Probité, neutralité, loyauté…

Toute organisation doit s’adapter aux caractéristiques de son époque, sans quoi elle est frappée d’obsolescence et disparaît. Les institutions les plus anciennes n’y échappent pas. Ce n’est donc pas aux jeunes de s’adapter puisqu’ils seront un jour aux commandes et pourront réformer à leur guise. C’est à l’administration d’anticiper afin de demeurer attractive, évolution d’autant plus nécessaire qu’elle est en concurrence avec le secteur privé pour attirer les talents.

Mais que reste-t-il de l’institution si elle s’adapte avec plasticité aux générations qui passent ? Dans ce processus continu d’évolution, ce qui est permanent, ce sont des valeurs structurantes. Le sens du long terme, ou de la valeur du travail de longue haleine, qui manque cruellement à notre société de l’immédiateté. Le service de la collectivité et des citoyens, par opposition à l’individualisme. La probité et autres formes de respect pour l’argent des contribuables, contre la gabegie et le manque d’éthique. Le respect de la société dans son hétérogénéité, par la neutralité du service public et la laïcité, valeurs d’autant plus importantes à défendre que la collectivité se fait diverse. La loyauté — par opposition à l’obéissance aveugle — qui commande de dire à son chef ce qui ne va pas, dans l’intérêt de l’organisation.
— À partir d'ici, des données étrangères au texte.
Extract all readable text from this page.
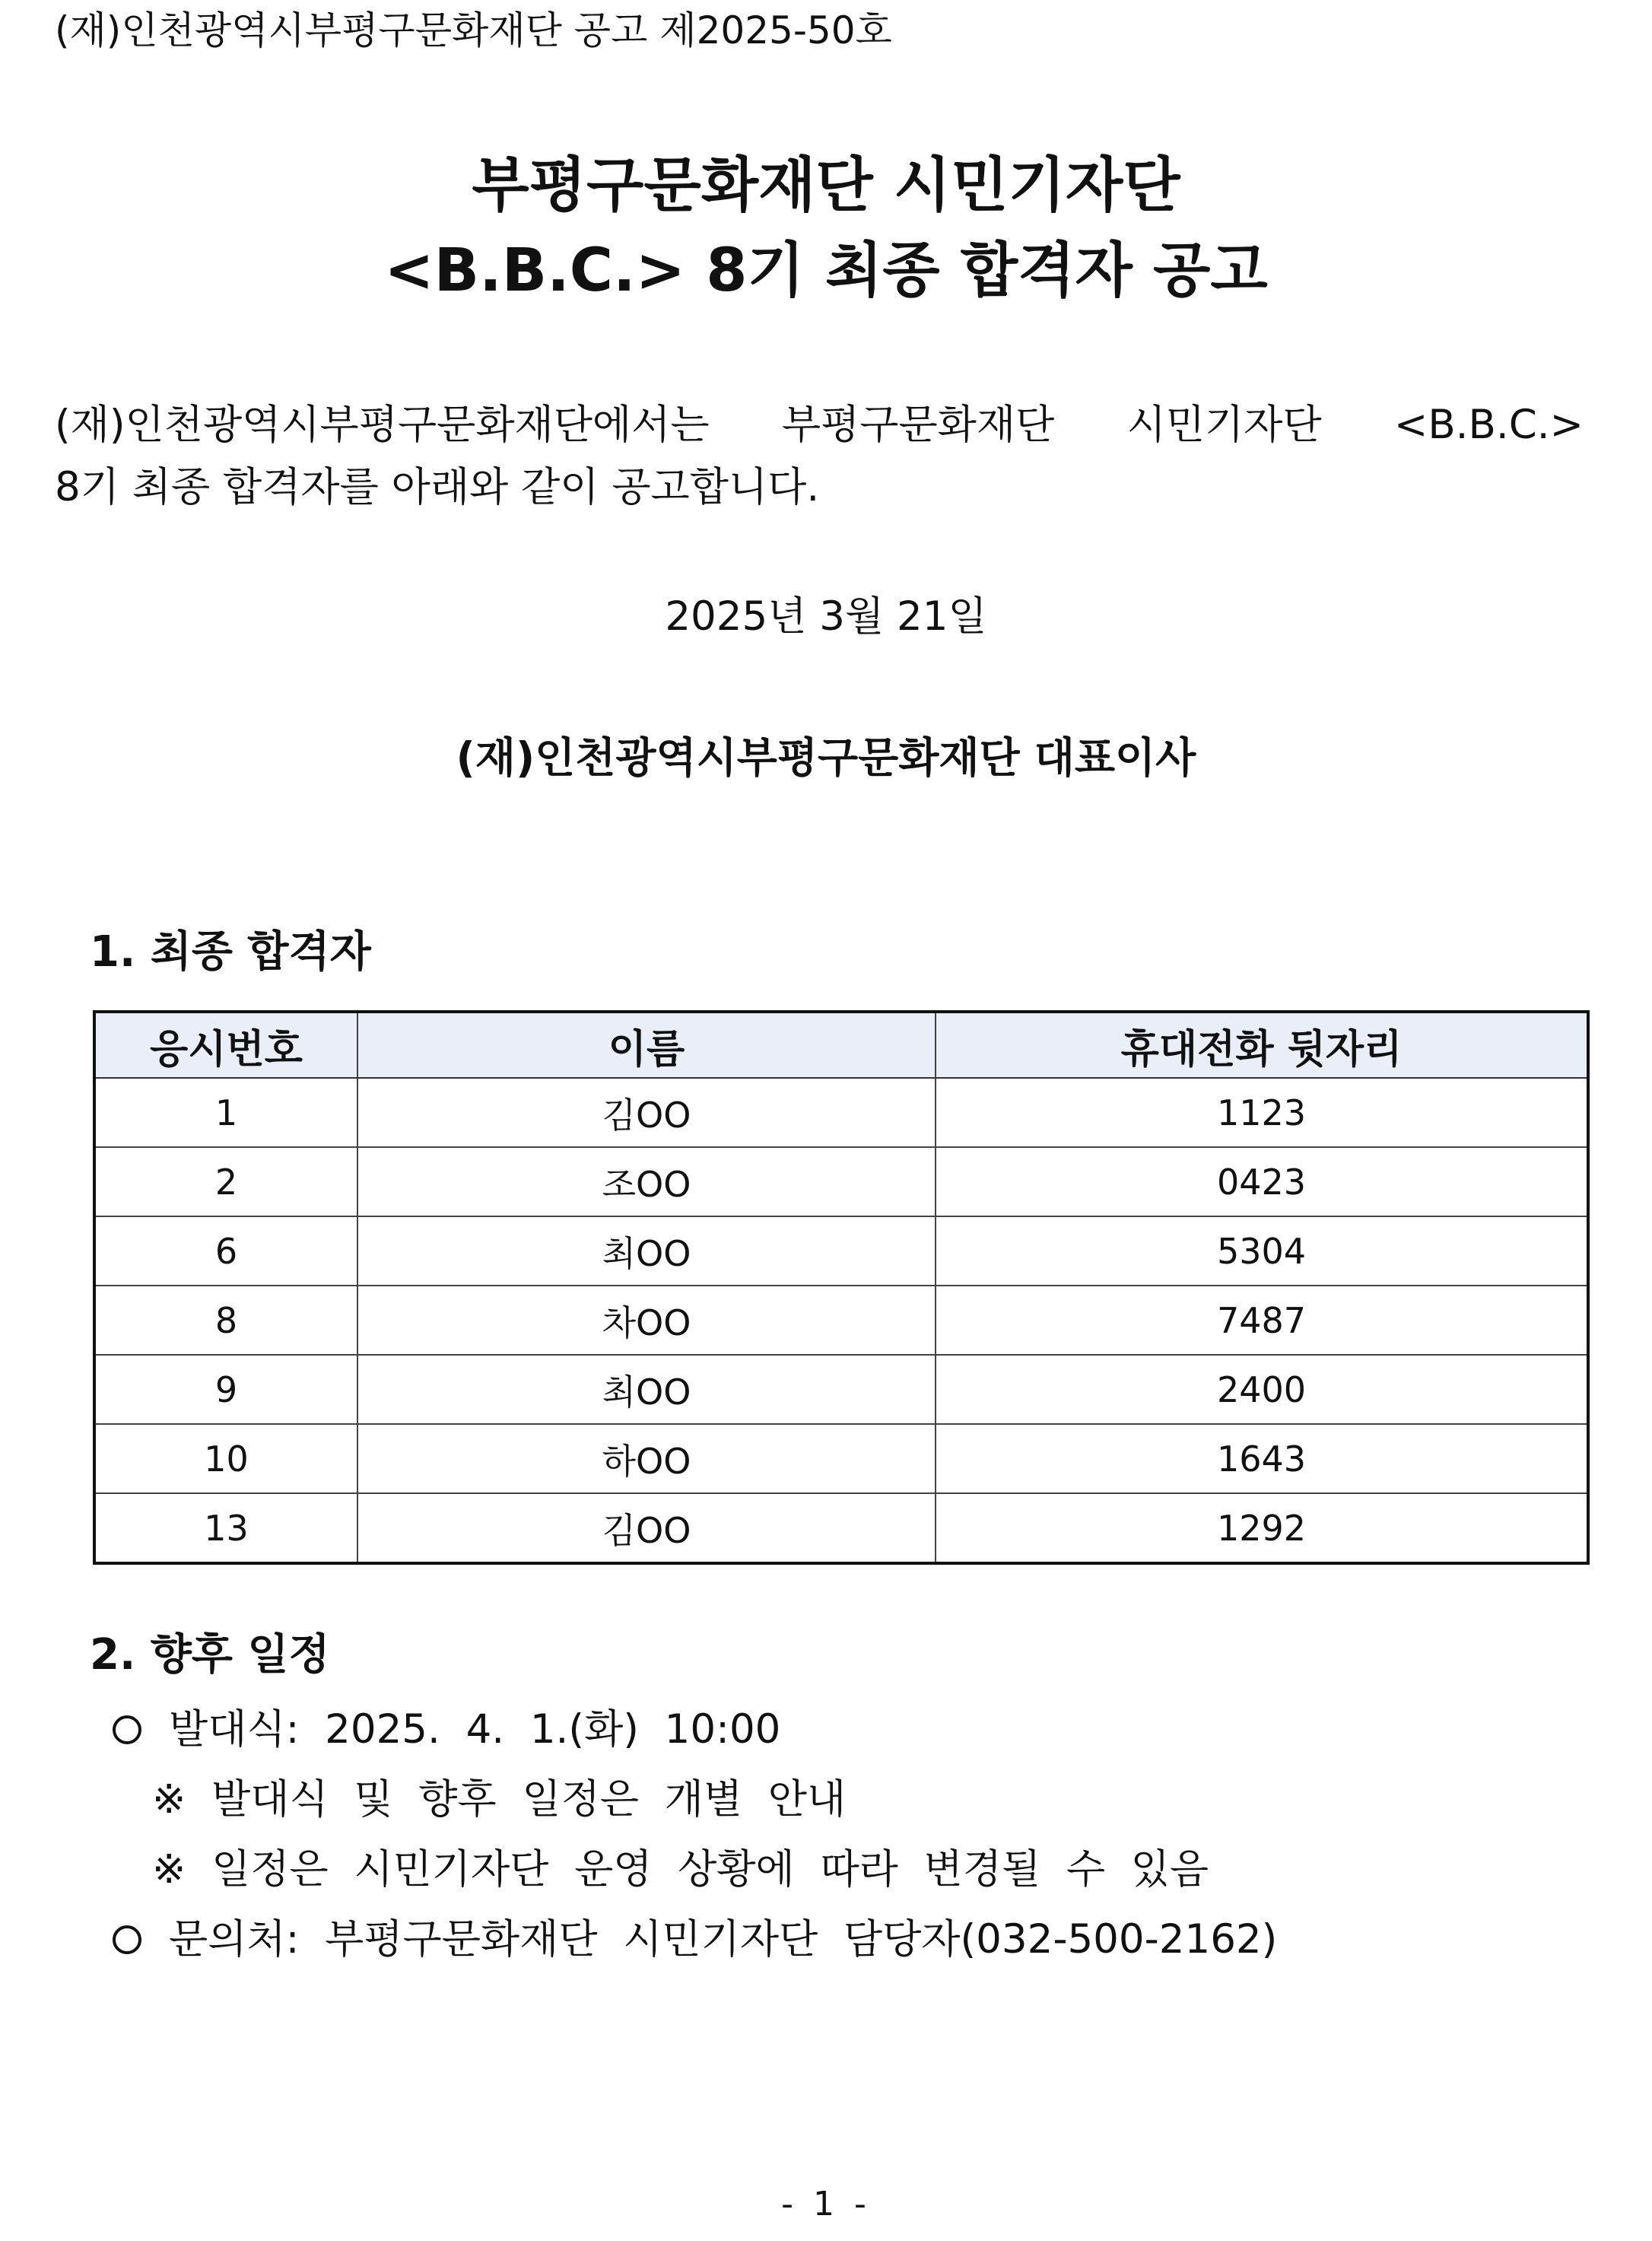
(재)인천광역시부평구문화재단 공고 제2025-50호
부평구문화재단 시민기자단
<B.B.C.> 8기 최종 합격자 공고
(재)인천광역시부평구문화재단에서는 부평구문화재단 시민기자단 <B.B.C.>
8기 최종 합격자를 아래와 같이 공고합니다.
2025년 3월 21일
(재)인천광역시부평구문화재단 대표이사
1. 최종 합격자
응시번호	이름	휴대전화 뒷자리
1	김OO	1123
2	조OO	0423
6	최OO	5304
8	차OO	7487
9	최OO	2400
10	하OO	1643
13	김OO	1292
2. 향후 일정
발대식:  2025.  4.  1.(화)  10:00
※  발대식  및  향후  일정은  개별  안내
※  일정은  시민기자단  운영  상황에  따라  변경될  수  있음
문의처:  부평구문화재단  시민기자단  담당자(032-500-2162)
- 1 -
Qu’attendent les jeunes d’un employeur, qu’est-ce qui fait qu’ils adhérent ? Ils n’acceptent plus l’autorité si elle n’est pas légitime, par sa compétence technique et surtout managériale. Les générations précédentes étaient plus « légalistes ». Ils entendent qu’on les considère comme de « jeunes adultes apprenant », car les études ne leur ont pas tout apporté. Ils se plaignent souvent de n’être pas guidés. Il faut donc les coacher tout en les laissant créer, innover, car ils donnent alors beaucoup. Cela suppose de leur accorder le droit à l’erreur, d’en assumer les risques, et aussi de les valoriser dès lors qu’ils font quelque chose de bien. Leur motivation principale découle de l’intérêt du travail et de l’autonomie dont ils disposent.

 

Intérêt du travail et autonomie

Savoir, savoir-faire technique, savoir-faire relationnel : les trois ont leur place dans l’apprentissage mais le dernier, qui s’acquiert à l’épreuve de situations réelles, est fondamental. Il inclut la compréhension des codes culturels permettant à un individu de s’intégrer partout. Il faut donc que le manageur apporte trois choses : du sens, au travers des valeurs ; des objectifs ; des perspectives. Grâce à un management de proximité, ouvert, coopératif, stimulant, l’administration et les nouvelles générations peuvent ainsi se retrouver autour de valeurs communes, afin de les faire vivre et de les perpétuer.